—Appeal from a judgment of Supreme Court, Erie County (Buscaglia, J.), entered December 8, 2000, convicting defendant after a nonjury trial of, inter alia, driving while ability impaired.
It is hereby ordered that the judgment so appealed from be and the same hereby is unanimously affirmed.
Memorandum: Defendant appeals from a judgment convicting him, following a bench trial, of driving while ability impaired (Vehicle and Traffic Law § 1192 [1]), resisting arrest (Penal Law § 205.30), and speeding (Vehicle and Traffic Law § 1180 [b]). Defendant was acquitted of obstructing governmental administration in the second degree (Penal Law § 195.05).
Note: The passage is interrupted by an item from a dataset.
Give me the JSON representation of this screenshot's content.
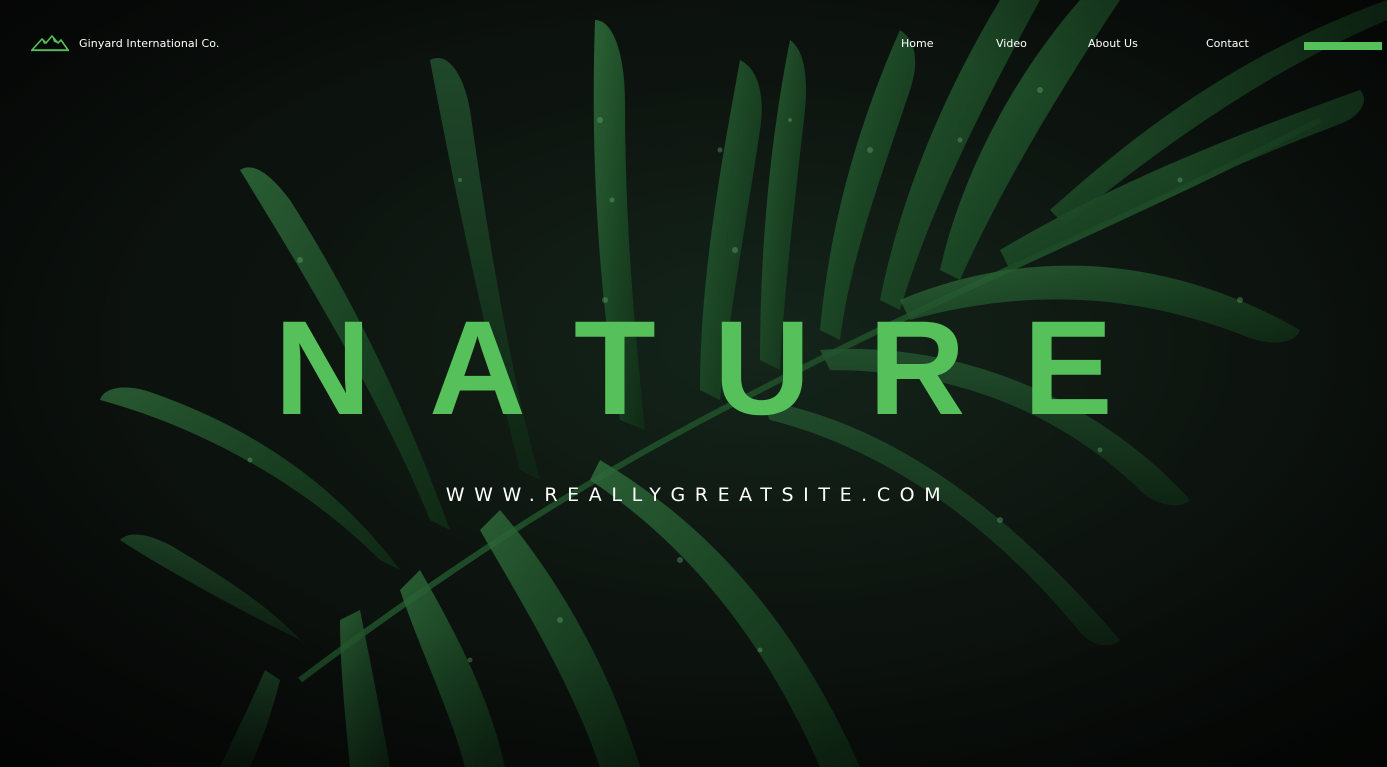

Defendant also failed to preserve for our review his contention that the evidence is legally insufficient to support the conviction of driving while ability impaired because his trial motion of dismissal was not specifically directed to that count (see People v Finger, 95 NY2d 894, 895 [2000]; People v Gray, 86 NY2d 10, 19 [1995]). In any event, viewing the evidence in the light most favorable to the People, we conclude that it is legally sufficient to support that conviction (see People v Crandall, 287 AD2d 881, 882 [2001], lv denied 97 NY2d 703 [2002]; People v Currier, 221 AD2d 805, 806 [1995]; People v Domanico, 203 AD2d 378, 378-379 [1994]; see generally People v Taylor, 94 NY2d 910, 911-912 [2000]). Contrary to defendant’s further contention, the verdict finding defendant guilty of driving while ability impaired is not against the weight of the evidence (see People v Eherhardt, 277 AD2d 1044 [2000]; People v Gelster, 256 AD2d 1133 [1998]; see generally People v Bleakley, 69 NY2d 490, 495 [1987]). Present — Pine, J.P., Wisner, Scudder, Kehoe and Burns, JJ.